I was twenty-six years old, seven months pregnant with my second baby, and heavy as a Buick.
My Thoughts:
This story explores all the ways that females are treated different than men. Whites treated different than non-whites.
The plot treads back and forth between various town residents, about their lives and how they intersect with this girl no one but Mary Ann has even seen.
It is a well-written and tightly crafted book. The author’s approach to the way she writes is concise and stark. In much the same way the violent act against Gloria was raw and coarse.
The author delves deeply into her characters. You feel like you could walk up, take them by the hand and sit down for an iced tea on their front porch. The delicious minutiae of the character’s lives is what makes this book remarkable.
If you like well crafted characters that weave in and out of the story, as rooted in place as the windy and dusty town, then you will like this book.
It is about Gloria and what happened to her. But it is also about certain residents of the town the author paints in wide and colorful brush strokes. Making them appear as real as your next door neighbor.
About The Author:
Before devoting herself to writing, Elizabeth variously tended bar, taught English, drove a cab, edited psychology dissertations, and painted silos and cooling towers at a petrochemical plant.
For a time, she lived in a one-room cabin in the woods outside of Flagstaff, Arizona while she worked as a classical music announcer.
A native of West Texas, she is most at home in the desert, near the sea, or on the side of a mountain. She lives in Chicago, but she dreams of being bi-coastal (Lake Michigan and Lake Travis).
I agree with Joyce. I could not read it as I am so emotional now over all the social unjust that has gone on around us. You write good reviews and I applaud you for reading a variety of books. I still can’t read nor watch anything on the Holocaust as it gives me horrible nightmares of what was endured.
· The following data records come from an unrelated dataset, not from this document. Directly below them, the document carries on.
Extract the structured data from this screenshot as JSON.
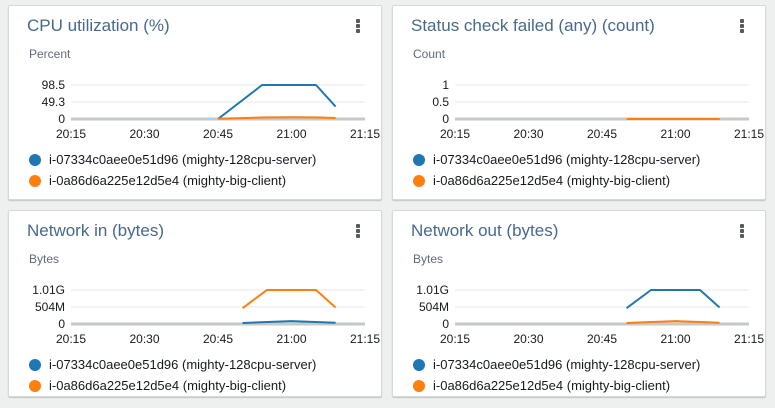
{
  "icons": {
    "panel_menu": "kebab-menu-vertical-ellipsis"
  },
  "x_axis": {
    "tick_labels": [
      "20:15",
      "20:30",
      "20:45",
      "21:00",
      "21:15"
    ],
    "unit_of_point_x": "minutes after 20:15"
  },
  "chart_data": [
    {
      "type": "line",
      "title": "CPU utilization (%)",
      "ylabel": "Percent",
      "y_ticks": [
        "98.5",
        "49.3",
        "0"
      ],
      "y_tick_values": [
        98.5,
        49.3,
        0
      ],
      "ymax": 98.5,
      "x_ticks": [
        "20:15",
        "20:30",
        "20:45",
        "21:00",
        "21:15"
      ],
      "x_range_minutes": [
        0,
        60
      ],
      "grid": "horizontal-only",
      "legend_position": "bottom-left",
      "series": [
        {
          "name": "i-07334c0aee0e51d96 (mighty-128cpu-server)",
          "color": "#1f77b4",
          "points": [
            [
              30,
              0
            ],
            [
              39,
              98.5
            ],
            [
              50,
              98.5
            ],
            [
              54,
              36
            ]
          ]
        },
        {
          "name": "i-0a86d6a225e12d5e4 (mighty-big-client)",
          "color": "#ff7f0e",
          "points": [
            [
              30,
              1
            ],
            [
              40,
              4.5
            ],
            [
              45,
              5
            ],
            [
              50,
              4.5
            ],
            [
              54,
              3
            ]
          ]
        }
      ]
    },
    {
      "type": "line",
      "title": "Status check failed (any) (count)",
      "ylabel": "Count",
      "y_ticks": [
        "1",
        "0.5",
        "0"
      ],
      "y_tick_values": [
        1,
        0.5,
        0
      ],
      "ymax": 1,
      "x_ticks": [
        "20:15",
        "20:30",
        "20:45",
        "21:00",
        "21:15"
      ],
      "x_range_minutes": [
        0,
        60
      ],
      "grid": "horizontal-only",
      "legend_position": "bottom-left",
      "series": [
        {
          "name": "i-07334c0aee0e51d96 (mighty-128cpu-server)",
          "color": "#1f77b4",
          "points": [
            [
              35,
              0
            ],
            [
              54,
              0
            ]
          ]
        },
        {
          "name": "i-0a86d6a225e12d5e4 (mighty-big-client)",
          "color": "#ff7f0e",
          "points": [
            [
              35,
              0
            ],
            [
              54,
              0
            ]
          ]
        }
      ]
    },
    {
      "type": "line",
      "title": "Network in (bytes)",
      "ylabel": "Bytes",
      "y_ticks": [
        "1.01G",
        "504M",
        "0"
      ],
      "y_tick_values": [
        1010000000,
        504000000,
        0
      ],
      "ymax": 1010000000,
      "x_ticks": [
        "20:15",
        "20:30",
        "20:45",
        "21:00",
        "21:15"
      ],
      "x_range_minutes": [
        0,
        60
      ],
      "grid": "horizontal-only",
      "legend_position": "bottom-left",
      "series": [
        {
          "name": "i-07334c0aee0e51d96 (mighty-128cpu-server)",
          "color": "#1f77b4",
          "points": [
            [
              35,
              30000000
            ],
            [
              45,
              85000000
            ],
            [
              54,
              40000000
            ]
          ]
        },
        {
          "name": "i-0a86d6a225e12d5e4 (mighty-big-client)",
          "color": "#ff7f0e",
          "points": [
            [
              35,
              470000000
            ],
            [
              40,
              1010000000
            ],
            [
              50,
              1010000000
            ],
            [
              54,
              490000000
            ]
          ]
        }
      ]
    },
    {
      "type": "line",
      "title": "Network out (bytes)",
      "ylabel": "Bytes",
      "y_ticks": [
        "1.01G",
        "504M",
        "0"
      ],
      "y_tick_values": [
        1010000000,
        504000000,
        0
      ],
      "ymax": 1010000000,
      "x_ticks": [
        "20:15",
        "20:30",
        "20:45",
        "21:00",
        "21:15"
      ],
      "x_range_minutes": [
        0,
        60
      ],
      "grid": "horizontal-only",
      "legend_position": "bottom-left",
      "series": [
        {
          "name": "i-07334c0aee0e51d96 (mighty-128cpu-server)",
          "color": "#1f77b4",
          "points": [
            [
              35,
              470000000
            ],
            [
              40,
              1010000000
            ],
            [
              50,
              1010000000
            ],
            [
              54,
              490000000
            ]
          ]
        },
        {
          "name": "i-0a86d6a225e12d5e4 (mighty-big-client)",
          "color": "#ff7f0e",
          "points": [
            [
              35,
              30000000
            ],
            [
              45,
              85000000
            ],
            [
              54,
              40000000
            ]
          ]
        }
      ]
    }
  ]
}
Certainly the plight of this girl touched my heart and angered me over the way people can treat others so callously. I guess it just makes me more determined to underline that type of behavior. I didn’t grow up with the toleration of those who didn’t look like me. But that kind of fear was not something I took with me out into the world.
You’ve written a fine review on what I trust is a gripping book. I don’t think I could bring myself to read it now, though. Too close to today’s awareness of reality…the plight of immigrants, racism, and the general disrespect for one another we’ve sunk to over the past few years.
I certainly understand. I think I have a high tolerance for such things after the kind of work I did when I was younger.